I'm trying to train deeplabv3 model with mobilenetv3_small_seg architecture. I trained the model but the predictions I get is a complete blank mask with no class predictions. Steps I followed for training are:
Cloned official repository in Google Colab.
I prepared dataset with only one class (segmenting lips in a face). I followed Pascal VOC12 dataset format. I created RGB masks (0, 255, 0) with white boundaries around it (255, 255, 255) and black background (0, 0, 0) as shown below.
I then converted the RGB mask into single channel png (8 bit) with background:0, forground:1 and boundaries:255 with the help of this script as shown below:
I then successfully converted the dataset into tfrecord by modifying this script.
Then I added my dataset description in the data_generator.py with ignore_label=255 and num_classes=2.
Finally I started training with the following command:
!python train.py \ --logtostderr \ --training_number_of_steps=10000 \ --train_split="val" \ --model_variant="mobilenet_v3_small_seg" \ --decoder_output_stride=16 \ --train_crop_size="256,256" \ --train_batch_size=16 \ --dataset="pqr" \ --save_interval_secs=600 \ --save_summaries_secs=300 \ --save_summaries_images=True \ --log_steps=200 \ --train_logdir=${PATH_TO_TRAIN_DIR} \ --dataset_dir=${PATH_TO_DATASET}
After when training is complete, I tested the model with several different images.

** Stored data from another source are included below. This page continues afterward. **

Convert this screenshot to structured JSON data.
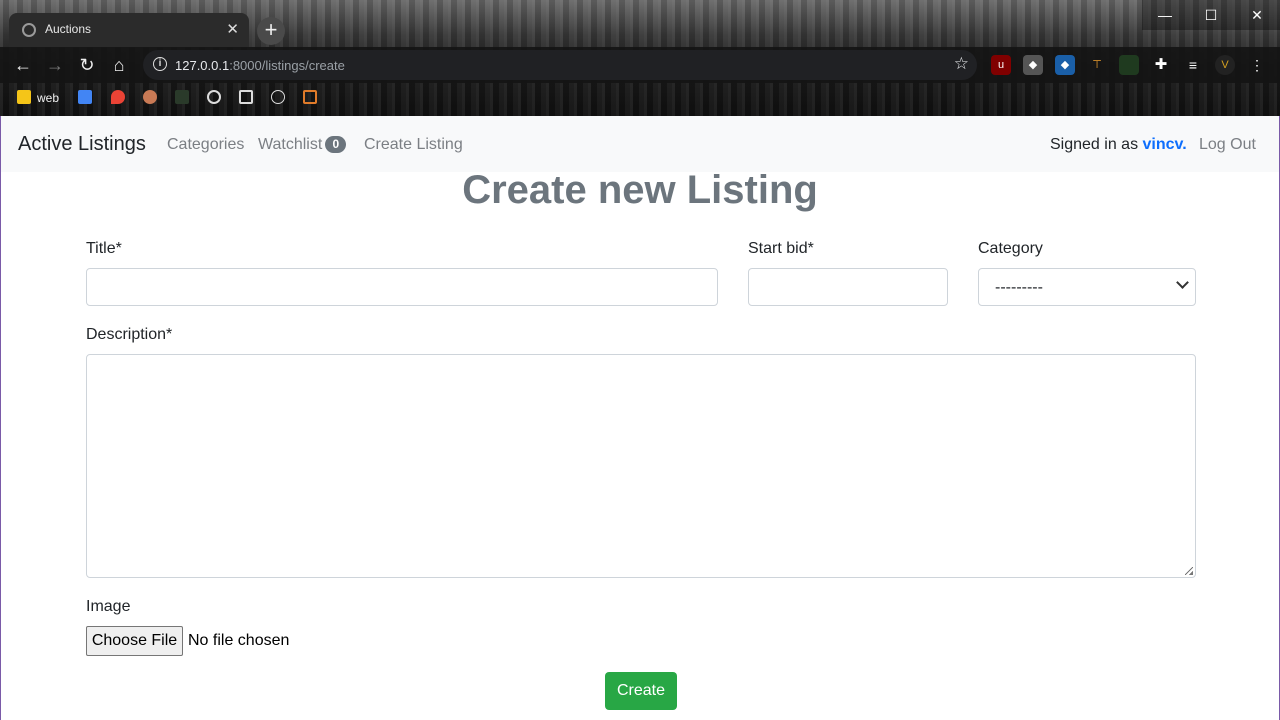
{
  "browser": {
    "tab_title": "Auctions",
    "tab_close": "✕",
    "new_tab": "+",
    "window_controls": {
      "minimize": "—",
      "maximize": "☐",
      "close": "✕"
    },
    "url_host": "127.0.0.1",
    "url_rest": ":8000/listings/create",
    "bookmarks": [
      {
        "label": "web",
        "icon": "folder-icon"
      }
    ]
  },
  "navbar": {
    "brand": "Active Listings",
    "links": [
      "Categories",
      "Watchlist",
      "Create Listing"
    ],
    "watchlist_count": "0",
    "signed_in_prefix": "Signed in as",
    "username": "vincv.",
    "logout": "Log Out"
  },
  "form": {
    "heading": "Create new Listing",
    "title_label": "Title*",
    "start_bid_label": "Start bid*",
    "category_label": "Category",
    "category_selected": "---------",
    "description_label": "Description*",
    "image_label": "Image",
    "file_button": "Choose File",
    "file_status": "No file chosen",
    "submit": "Create"
  },
  "colors": {
    "primary": "#0d6efd",
    "success": "#28a745",
    "muted": "#6c757d"
  }
}
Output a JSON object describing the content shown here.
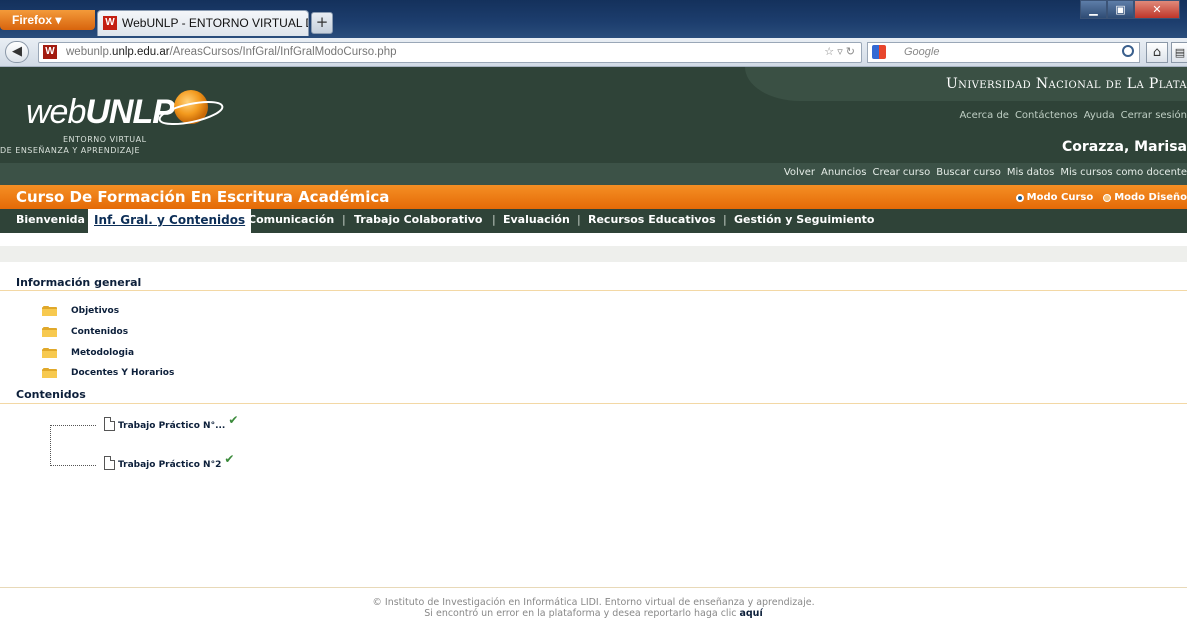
{
  "browser": {
    "app_button": "Firefox",
    "tab_title": "WebUNLP - ENTORNO VIRTUAL DE ENS...",
    "url_prefix": "webunlp.",
    "url_domain": "unlp.edu.ar",
    "url_path": "/AreasCursos/InfGral/InfGralModoCurso.php",
    "search_placeholder": "Google"
  },
  "header": {
    "university": "Universidad Nacional de La Plata",
    "logo_light": "web",
    "logo_bold": "UNLP",
    "logo_sub1": "ENTORNO VIRTUAL",
    "logo_sub2": "DE ENSEÑANZA Y APRENDIZAJE",
    "top_links": [
      "Acerca de",
      "Contáctenos",
      "Ayuda",
      "Cerrar sesión"
    ],
    "user": "Corazza, Marisa",
    "menu_links": [
      "Volver",
      "Anuncios",
      "Crear curso",
      "Buscar curso",
      "Mis datos",
      "Mis cursos como docente"
    ]
  },
  "course": {
    "title": "Curso De Formación En Escritura Académica",
    "modes": [
      "Modo Curso",
      "Modo Diseño"
    ]
  },
  "tabs": [
    "Bienvenida",
    "Inf. Gral. y Contenidos",
    "Comunicación",
    "Trabajo Colaborativo",
    "Evaluación",
    "Recursos Educativos",
    "Gestión y Seguimiento"
  ],
  "info": {
    "heading": "Información general",
    "items": [
      "Objetivos",
      "Contenidos",
      "Metodologia",
      "Docentes Y Horarios"
    ]
  },
  "contents": {
    "heading": "Contenidos",
    "items": [
      "Trabajo Práctico N°...",
      "Trabajo Práctico N°2"
    ]
  },
  "footer": {
    "line1": "© Instituto de Investigación en Informática LIDI. Entorno virtual de enseñanza y aprendizaje.",
    "line2": "Si encontró un error en la plataforma y desea reportarlo haga clic",
    "link": "aquí"
  },
  "colors": {
    "header_dark": "#2f4338",
    "orange": "#f08020",
    "tab_active_text": "#0c2e57",
    "check_green": "#3a8a3a"
  }
}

The output of the model is (256, 256) array with all values equals to 0. Not a single values I get 1 or anything else.
I'm new to machine learning. I want to know that
- what's wrong with my process? I watched many tutorials but I couldn't find the answer.
- Is there anything wrong with my dataset? The dataset contained total of 2000 images.
- I couldn't find the pretrained weights for mobilenetv3_small. If anybody knows, kindly share it so I can do the transfer learning.
- I set the number of classes to 2 (background and foreground). Is that right?